A última vez que vimos Gabriel Ferrandini foi uma tragédia. Não literal. O músico compôs toda a música da trilogia que Tiago Rodrigues levou ao palco do Teatro Nacional D. Maria II e em “Agamémnon” chegava mesmo a interpretá-la ao vivo. Não foi apenas em palco que o encontrámos recentemente. Aliás, temos andado com Ferrandini nos ouvidos. Talvez o próprio desconheça o facto – e isto nem sequer é stalking, calma – mas desde o momento em que a chefe está de mal com a vida até à resposta torta da colega da frente, o baterista tem sido o nossa salvação. Isso e concertos – que mais parecem jams para saborear no parque – que nos fizeram esquecer o quão madrasta a vida pode ser. Gabriel Ferrandini é uma espécie de salvador, oxigénio quando a realidade é demasiado brusca para a encarar. O que agora nos troca as voltas é a tentativa de dar estrutura a uma linguagem que sempre foi tão livre… sobretudo ao ponto de fazer uma residência na ZDB transversal a 2016. “A Volúpia das Cinzas” talvez venha a ser um disco no final das contas. Para já é um work in progress, uma reclusão numa cave que conhece a luz para concertos periódicos. O primeiro é já amanhã.
Acompanhado por Pedro Sousa, no saxofone, e por Hernani Faustino, no contrabaixo, Gabriel Ferrandini diz-nos que este projeto é um apelo próprio a uma maior responsabilidade. “Não que tenha algum problema em estar no background como baterista mas apetecia-me lidar mais com melodias e estruturas. A primeira ideia foi fazer um disco mas rapidamente percebi que não tinha tempo. A ideia da residência é uma oportunidade de fazer isto com mais calma, em vez de criar um disco imediato posso ir fazendo, compondo, trabalhando de forma progressiva”, explica. E o resultado será um disco? “É possível que sim como é possível que não. Ainda não chegamos a essa parte”.
Garantias, como já se percebeu, há poucas. Podemos assegurar que free jazz e improvisação não vão faltar, não estivéssemos nós na presença dos poucos músicos que carregam este estilo às costas em Portugal. “A grande tentativa é juntar os dois mundos [jazz clássico e improvisação], conseguir ter umas melodias e umas coisas bastante estruturadas, mas não demais. Também não é do meu interesse vir para aqui tocar um beat afro-cubano ou uma cena caribenha. No fundo, o que queremos é encarar melodias de forma mais livre”, conta Ferrandini.

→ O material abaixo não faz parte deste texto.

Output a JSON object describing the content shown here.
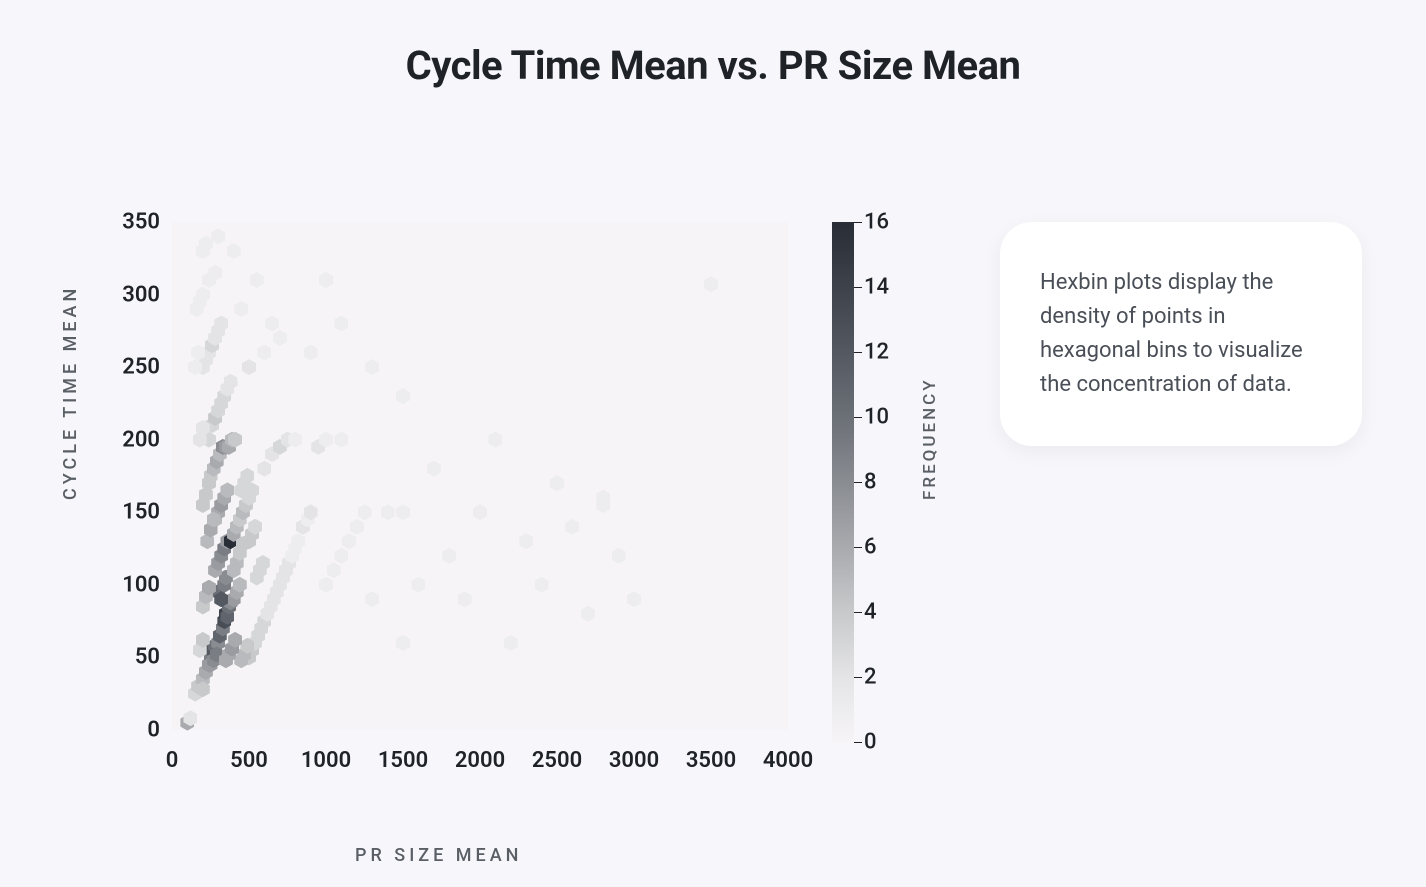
{
  "title": "Cycle Time Mean vs. PR Size Mean",
  "chart": {
    "type": "hexbin",
    "xlabel": "PR SIZE MEAN",
    "ylabel": "CYCLE TIME MEAN",
    "colorbar_label": "FREQUENCY",
    "xlim": [
      0,
      4000
    ],
    "ylim": [
      0,
      350
    ],
    "x_ticks": [
      0,
      500,
      1000,
      1500,
      2000,
      2500,
      3000,
      3500,
      4000
    ],
    "y_ticks": [
      0,
      50,
      100,
      150,
      200,
      250,
      300,
      350
    ],
    "colorbar_ticks": [
      0,
      2,
      4,
      6,
      8,
      10,
      12,
      14,
      16
    ],
    "plot_bg": "#f6f4f7",
    "page_bg": "#f7f7fb",
    "tick_fontsize": 22,
    "tick_fontweight": 600,
    "label_fontsize": 18,
    "label_letterspacing": 4,
    "label_color": "#5a5f66",
    "title_fontsize": 40,
    "title_fontweight": 700,
    "title_color": "#1f2328",
    "hex_size": 14,
    "colorbar_gradient": [
      "#f6f4f7",
      "#e4e4e6",
      "#c8c9cb",
      "#a9aaae",
      "#898c91",
      "#6b6f76",
      "#545861",
      "#3d424b",
      "#292d35"
    ],
    "bins": [
      [
        100,
        5,
        6
      ],
      [
        120,
        8,
        2
      ],
      [
        150,
        25,
        3
      ],
      [
        170,
        30,
        4
      ],
      [
        200,
        35,
        5
      ],
      [
        200,
        28,
        4
      ],
      [
        220,
        40,
        6
      ],
      [
        240,
        45,
        7
      ],
      [
        250,
        50,
        9
      ],
      [
        260,
        55,
        12
      ],
      [
        280,
        58,
        10
      ],
      [
        300,
        60,
        8
      ],
      [
        310,
        65,
        11
      ],
      [
        330,
        70,
        9
      ],
      [
        340,
        75,
        13
      ],
      [
        350,
        80,
        14
      ],
      [
        360,
        78,
        11
      ],
      [
        370,
        85,
        10
      ],
      [
        380,
        88,
        8
      ],
      [
        400,
        90,
        7
      ],
      [
        420,
        95,
        6
      ],
      [
        440,
        100,
        5
      ],
      [
        300,
        95,
        10
      ],
      [
        320,
        90,
        12
      ],
      [
        340,
        100,
        9
      ],
      [
        350,
        105,
        8
      ],
      [
        280,
        110,
        6
      ],
      [
        300,
        115,
        7
      ],
      [
        320,
        120,
        8
      ],
      [
        340,
        125,
        9
      ],
      [
        360,
        130,
        7
      ],
      [
        380,
        130,
        16
      ],
      [
        400,
        135,
        6
      ],
      [
        420,
        140,
        5
      ],
      [
        440,
        145,
        4
      ],
      [
        460,
        150,
        5
      ],
      [
        480,
        155,
        4
      ],
      [
        500,
        160,
        3
      ],
      [
        520,
        165,
        3
      ],
      [
        280,
        145,
        5
      ],
      [
        300,
        150,
        6
      ],
      [
        320,
        155,
        7
      ],
      [
        340,
        160,
        6
      ],
      [
        360,
        165,
        5
      ],
      [
        250,
        175,
        4
      ],
      [
        270,
        180,
        5
      ],
      [
        290,
        185,
        6
      ],
      [
        310,
        190,
        5
      ],
      [
        330,
        195,
        8
      ],
      [
        350,
        195,
        7
      ],
      [
        370,
        195,
        6
      ],
      [
        390,
        200,
        5
      ],
      [
        410,
        200,
        4
      ],
      [
        250,
        45,
        7
      ],
      [
        270,
        48,
        8
      ],
      [
        290,
        52,
        9
      ],
      [
        240,
        200,
        3
      ],
      [
        260,
        210,
        3
      ],
      [
        280,
        215,
        4
      ],
      [
        300,
        220,
        3
      ],
      [
        320,
        225,
        3
      ],
      [
        340,
        230,
        3
      ],
      [
        360,
        235,
        2
      ],
      [
        380,
        240,
        2
      ],
      [
        200,
        250,
        2
      ],
      [
        220,
        255,
        2
      ],
      [
        240,
        260,
        2
      ],
      [
        260,
        265,
        3
      ],
      [
        280,
        270,
        2
      ],
      [
        300,
        275,
        2
      ],
      [
        320,
        280,
        2
      ],
      [
        160,
        290,
        1
      ],
      [
        180,
        295,
        1
      ],
      [
        200,
        300,
        1
      ],
      [
        240,
        310,
        1
      ],
      [
        280,
        315,
        1
      ],
      [
        200,
        330,
        1
      ],
      [
        220,
        335,
        1
      ],
      [
        300,
        340,
        1
      ],
      [
        500,
        50,
        4
      ],
      [
        520,
        55,
        4
      ],
      [
        540,
        60,
        3
      ],
      [
        560,
        65,
        3
      ],
      [
        580,
        70,
        3
      ],
      [
        600,
        75,
        3
      ],
      [
        620,
        80,
        2
      ],
      [
        640,
        85,
        2
      ],
      [
        660,
        90,
        2
      ],
      [
        680,
        95,
        2
      ],
      [
        700,
        100,
        2
      ],
      [
        720,
        105,
        2
      ],
      [
        740,
        110,
        2
      ],
      [
        760,
        115,
        2
      ],
      [
        780,
        120,
        1
      ],
      [
        800,
        125,
        1
      ],
      [
        820,
        130,
        1
      ],
      [
        850,
        140,
        2
      ],
      [
        880,
        145,
        1
      ],
      [
        900,
        150,
        2
      ],
      [
        600,
        180,
        2
      ],
      [
        650,
        190,
        2
      ],
      [
        700,
        195,
        3
      ],
      [
        750,
        200,
        2
      ],
      [
        800,
        200,
        1
      ],
      [
        550,
        105,
        3
      ],
      [
        570,
        110,
        3
      ],
      [
        590,
        115,
        3
      ],
      [
        500,
        130,
        4
      ],
      [
        520,
        135,
        4
      ],
      [
        540,
        140,
        3
      ],
      [
        450,
        165,
        3
      ],
      [
        470,
        170,
        3
      ],
      [
        490,
        175,
        3
      ],
      [
        1000,
        100,
        1
      ],
      [
        1050,
        110,
        1
      ],
      [
        1100,
        120,
        1
      ],
      [
        1150,
        130,
        1
      ],
      [
        1200,
        140,
        1
      ],
      [
        1250,
        150,
        1
      ],
      [
        950,
        195,
        2
      ],
      [
        1000,
        200,
        1
      ],
      [
        1100,
        200,
        1
      ],
      [
        1300,
        90,
        1
      ],
      [
        1400,
        150,
        1
      ],
      [
        1500,
        60,
        1
      ],
      [
        1500,
        150,
        1
      ],
      [
        1600,
        100,
        1
      ],
      [
        1700,
        180,
        1
      ],
      [
        1800,
        120,
        1
      ],
      [
        1900,
        90,
        1
      ],
      [
        2000,
        150,
        1
      ],
      [
        2100,
        200,
        1
      ],
      [
        2200,
        60,
        1
      ],
      [
        2300,
        130,
        1
      ],
      [
        2400,
        100,
        1
      ],
      [
        2500,
        170,
        1
      ],
      [
        2600,
        140,
        1
      ],
      [
        2700,
        80,
        1
      ],
      [
        2800,
        155,
        1
      ],
      [
        2800,
        160,
        1
      ],
      [
        2900,
        120,
        1
      ],
      [
        3000,
        90,
        1
      ],
      [
        3500,
        307,
        1
      ],
      [
        500,
        250,
        2
      ],
      [
        600,
        260,
        1
      ],
      [
        700,
        270,
        1
      ],
      [
        450,
        290,
        1
      ],
      [
        550,
        310,
        1
      ],
      [
        650,
        280,
        1
      ],
      [
        400,
        330,
        1
      ],
      [
        900,
        260,
        1
      ],
      [
        1100,
        280,
        1
      ],
      [
        1300,
        250,
        1
      ],
      [
        1500,
        230,
        1
      ],
      [
        1000,
        310,
        1
      ],
      [
        180,
        55,
        3
      ],
      [
        200,
        62,
        4
      ],
      [
        450,
        48,
        5
      ],
      [
        470,
        52,
        5
      ],
      [
        490,
        58,
        4
      ],
      [
        200,
        85,
        4
      ],
      [
        220,
        92,
        5
      ],
      [
        240,
        98,
        6
      ],
      [
        400,
        110,
        5
      ],
      [
        420,
        115,
        5
      ],
      [
        440,
        122,
        4
      ],
      [
        460,
        128,
        4
      ],
      [
        350,
        48,
        6
      ],
      [
        370,
        52,
        6
      ],
      [
        390,
        56,
        7
      ],
      [
        410,
        62,
        6
      ],
      [
        230,
        130,
        5
      ],
      [
        250,
        138,
        6
      ],
      [
        270,
        145,
        5
      ],
      [
        200,
        155,
        4
      ],
      [
        220,
        162,
        4
      ],
      [
        240,
        170,
        4
      ],
      [
        180,
        200,
        2
      ],
      [
        200,
        208,
        2
      ],
      [
        150,
        250,
        1
      ],
      [
        170,
        260,
        1
      ]
    ]
  },
  "info_card": {
    "text": "Hexbin plots display the density of points in hexagonal bins to visualize the concentration of data.",
    "bg": "#ffffff",
    "text_color": "#4a4f57",
    "radius": 32,
    "fontsize": 22
  }
}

“A Volúpia das Cinzas” é, só por si, um nome denso, pesado, que o baterista gosta de deixar a pairar, numa componente de misticismo que se estende à sua música e forma de estar: “Tenho gostado de ter algum mistério à volta disto. E numa de ver se o pessoal sente o vibe quando ouvir o concerto e associa o nome às músicas. Não quero revelar muito mais mas tem a ver com uma vida cíclica e uma nova fase, a celebração, o fogo, as cinzas como adubo”.
Gabriel Ferrandini não teve uma mãe a tocar trompete nem um pai com uma coleção incrível de Coltrane, Davis ou Ellington. O jazz foi uma descoberta própria, daquelas às quais se seguem um kit de bateria para a garagem da família, tinha apenas 13 anos. “Há uns tempos encontrei, em tour, um baterista sueco do old school de quem gosto muito que me disse uma coisa engraçada: ‘No início escolhemos as coisas por fascínio e por paixão mas eventualmente chega um dia em que tomámos aquela decisão’. Um dia já cá estamos, a fazer”. Isso, fazer… é o único remédio.